2outube

Best clips & highlights from “Let's build the GPT Tokenizer”

by Andrej Karpathy

Here are the 6 most clip-worthy moments — auto-detected from the transcript. Tap a timestamp to jump straight to it on YouTube.

🎬 Turn these moments into shareable vertical clipsCaptions, 9:16, ready to post — early access

Tokenization: LLM's Hidden Nightmare

The speaker's strong dislike for a crucial LLM component creates an immediate, relatable hook.

Caption Ever wonder what's the most annoying part of building LLMs? It's not what you think. #LLM #AI #Tokenization

Tokens: The Atom of LLMs

It defines a core concept of LLMs in a simple, impactful metaphor.

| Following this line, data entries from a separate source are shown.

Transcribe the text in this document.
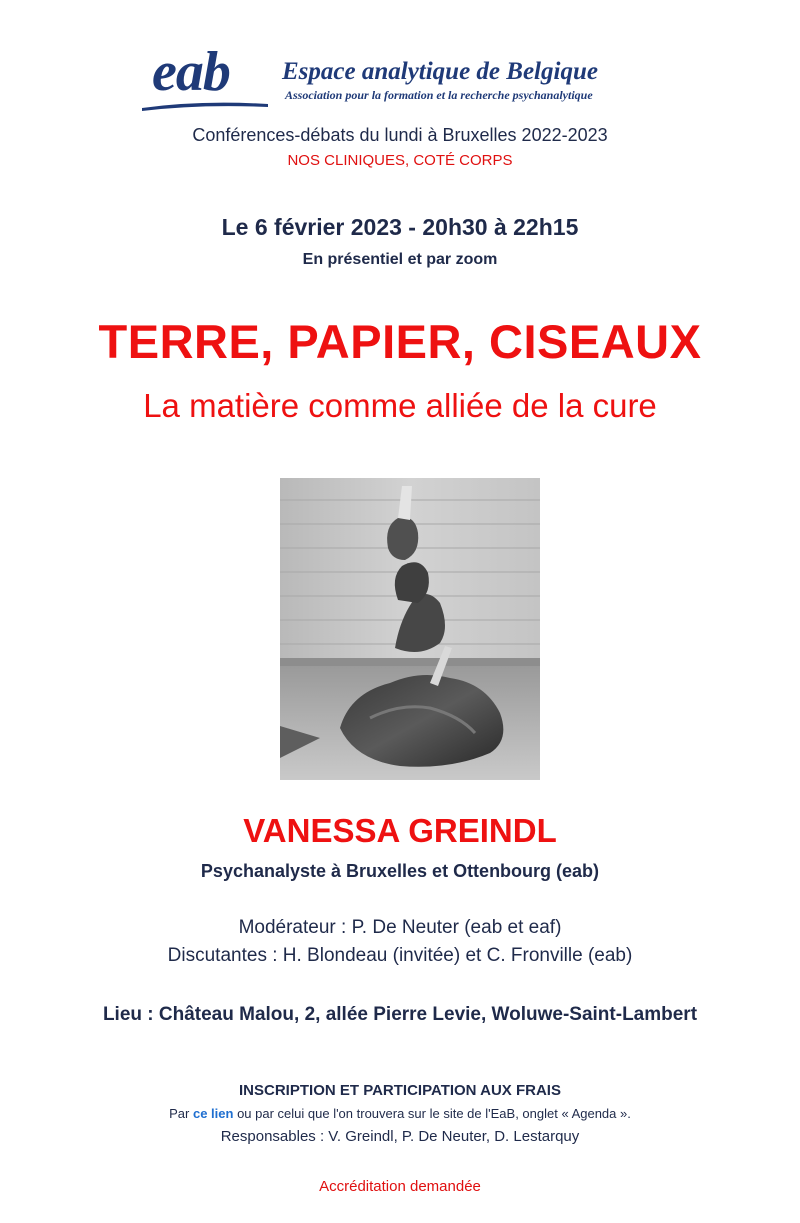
eab Espace analytique de Belgique
Association pour la formation et la recherche psychanalytique
Conférences-débats du lundi à Bruxelles 2022-2023
NOS CLINIQUES, COTÉ CORPS
Le 6 février 2023 - 20h30 à 22h15
En présentiel et par zoom
TERRE, PAPIER, CISEAUX
La matière comme alliée de la cure
VANESSA GREINDL
Psychanalyste à Bruxelles et Ottenbourg (eab)
Modérateur : P. De Neuter (eab et eaf)
Discutantes : H. Blondeau (invitée) et C. Fronville (eab)
Lieu : Château Malou, 2, allée Pierre Levie, Woluwe-Saint-Lambert
INSCRIPTION ET PARTICIPATION AUX FRAIS
Par ce lien ou par celui que l'on trouvera sur le site de l'EaB, onglet « Agenda ».
Responsables : V. Greindl, P. De Neuter, D. Lestarquy
Accréditation demandée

Caption If LLMs are built from atoms, what are they? Discover the fundamental unit of large language models. #AIExplained #Tokens #LLM

LLM Weirdness? Blame Tokenization!

It offers a surprising explanation for common LLM quirks, intriguing anyone who's used them.

Caption Ever notice LLMs doing weird things? The answer might surprise you. It's all about tokenization! #AIProblems #LLMSecrets #TechExplained

Magikarp Broke GPT?

Uses highly specific, bizarre examples (Magikarp, YAML vs. JSON) to illustrate tokenization's hidden influence.

Caption Why did "Solid Gold Magikarp" make GPT go crazy? And why YAML over JSON? The answer is wild. #GPT #AI #HiddenTruth

The "Egg" Tokenization Mystery

Demonstrates the arbitrary and case-sensitive nature of tokenization with a simple, relatable word.

Caption How many tokens is "egg"? It depends! See the bizarre and inconsistent world of LLM tokenization. #LLM #AI #TokenizationMystery

Python Indentation: LLM's Nightmare

Provides a specific, relatable example for programmers of how tokenization makes LLMs bad at Python.

Caption Why was GPT-2 so bad at Python? It's not the code, it's the spaces! #Python #GPT #AI #CodingProblems

Generated from the full transcript of this video · 2outube — change youtube to 2outube on any video.